We believed this to be a rare occurrence.

Confirmation

Now, this was also occurring in a BF1 scenario (on Rinkeby testnet), which makes us believe that this is a systematic bug on our side.

root@yzma:/data/scenario-player/scenarios/bf1_basic_functionality/node_4910_003# cat run-4910.log | grep "Calling api.sync\|api.sync returned" |jq '[.event, .timestamp] | join(" ")'
...
"api.sync returned 2021-06-08 20:46:33.928846"
"Calling api.sync 2021-06-08 20:46:33.929727"
"api.sync returned 2021-06-08 20:47:33.940098"
"Calling api.sync 2021-06-08 20:47:33.941045"
"api.sync returned 2021-06-08 20:47:33.992759"
"Calling api.sync 2021-06-08 20:47:33.993626"

And after that only the blockchain event-fetching loop was running (no logs shown here), until we stopped the node:

"Copied state before applying state changes 2021-06-08 20:48:21.406133"
"Synchronizing blockchain events 2021-06-08 20:48:21.419843"
"State changes 2021-06-08 20:48:21.420674"
"Raiden events 2021-06-08 20:48:21.434734"
"Synchronized to a new confirmed block 2021-06-08 20:48:21.435058"
"Signal received. Shutting down. 2021-06-08 20:48:26.291081"
"REST API stopping 2021-06-08 20:48:26.291850"
"Idle 2021-06-08 20:48:26.689693"
"REST API stopped 2021-06-08 20:48:27.294251"
"Matrix stopping 2021-06-08 20:48:27.294788"
"Handling worker exiting, stop is set 2021-06-08 20:48:27.295311"
"Waiting on sync greenlet 2021-06-08 20:48:27.296350"
"Waiting on handle greenlet 2021-06-08 20:48:27.296712"
"Listener greenlet exited 2021-06-08 20:48:27.297105"
"Waiting on own greenlets 2021-06-08 20:48:27.298859"
"Transport performance report 2021-06-08 20:48:27.378184"
"Matrix stopped 2021-06-08 20:48:27.380301"
"Alarm task stopped 2021-06-08 20:48:27.381118"
"Raiden Service stopped 2021-06-08 20:48:27.382575"

So it seems like the api.sync in the sync-worker also didn't return properly.

Plan to action

  • Check SP environment's PFS logs
  • try to replicate the problem deterministically
  • Investigate possible deadlocks or async problems
  • check for known bugs in async / gevent libraries concerned with networking

Did you get the traceback including all greenlets? Can we confirm that the sync worker also got stuck on the same call waiting?
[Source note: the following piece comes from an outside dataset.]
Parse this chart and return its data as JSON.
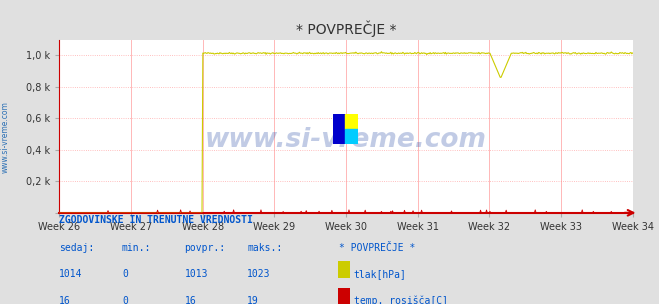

The node has been properly stopped and shut down, so I don't believe this would get us a traceback with the greenlet?
If I'm reading this correctly the sync-worker would be silently killed, but no exception would raise:

self.sync_worker.kill()
log.debug(
"Waiting on sync greenlet",
node=node_address_from_userid(self.user_id),
user_id=self.user_id,
)
exited = gevent.joinall({self.sync_worker}, timeout=SHUTDOWN_TIMEOUT, raise_error=True)
if not exited:
raise RuntimeError("Timeout waiting on sync greenlet during transport shutdown.")
self.sync_worker.get()

Maybe we should

This would lead to gevent (+asyncio) debugging info being printed to run-XXXX.stderr in the scenario player logs.

(See also [1])

What do you think?

unassigning myself for the time being -- I implemented the suggestions from #7141 (comment) which should give us more debugging information if this reappears in scenarios.

Let's close this and see if it happens again during manual testing.